Sayın Movit’in sözlük yazarına yönelik ifadeleri daha ağır ve incitici idi. Eleştiri sınırlarını aşan nitelemeleri ayıklamak zorunda kaldım. Çünkü bizim amacımız insanları küçük düşürmek değil somut yanlışlar üzerinde durmaktır.

Evet, sözlükteki açıklamalar çok özenli yapılmamış. Örneğin “karides” maddesinde yazım yanlışı var; “ve” bağlacı “va” diye yazılmış. Ama daha önemlisi, “karides”e “balık” denmesidir. Doğru tanım, “deniz canlısı” olmalıydı. Karada yaşayan balık olmayacağına göre, “yunus” için “denizlerde yaşayan” denmesi de anlamsızdır. “Asitane” sözcüğü Farsçadır ve “eşik” demektir. İkinci anlamı ise “başkent”tir; bu anlamıyla geçmişte İstanbul için kullanılmıştır. “Kariye”, eski dilde “köy” anlamına geliyormuş. Ama daha çok, yakınlarda camiye dönüştürülen Kariye Müzesi’nin adından tanıyoruz bu sözcüğü. Dolayısıyla “İstanbul’da bir semt” tanımlaması hiç uygun düşmemiş. Daha başka örnekler de verilebilir. Bu nedenle Sayın Movit’in anlam açıklamaları yönünden sözlüğe yaptığı eleştiriler yerindedir. Ama bir “Telaffuz Sözlüğü”nde öncelikle eleştirilmesi gereken, sözcüklerin seslendirilmesinin doğru gösterilip gösterilmediği olmalıydı. Sayın Movit’in eleştirilerinde bu konuda tek bir örnek bile yok.
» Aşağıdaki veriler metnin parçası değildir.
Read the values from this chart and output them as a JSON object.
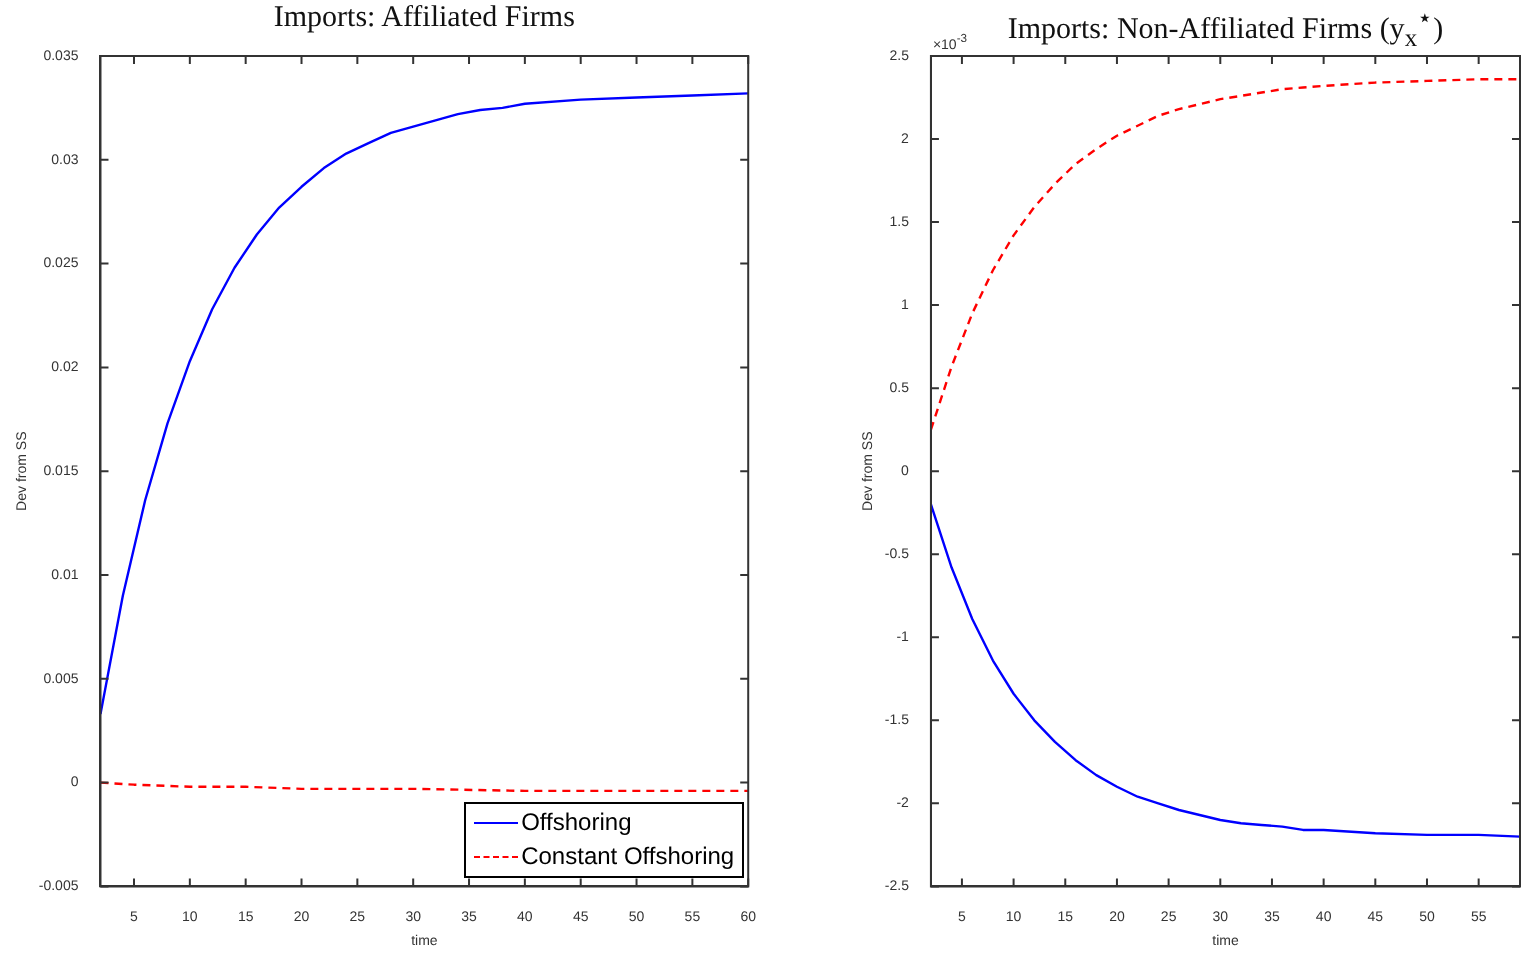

Sözlüklerin yanlışsız olması hepimizin dileğidir. Türkçenin en yetkin kurumlarının sözlüklerinde bile ne yazık ki bu özeni göremiyoruz. Dr. Demirel de zaten eksiksiz bir sözlük hazırladığını söylemiyor. Tam tersine, kitabının girişinde, “Okurdan dileğimiz, eleştiri ve önerilerini esirgememesidir” diyerek katkılara açık olduğunu belirtiyor. O nedenle, kimi kusurlarından dolayı 667 sayfalık bir çalışmayı hepten değersizleştirmek haksızlık olur diye düşünüyorum.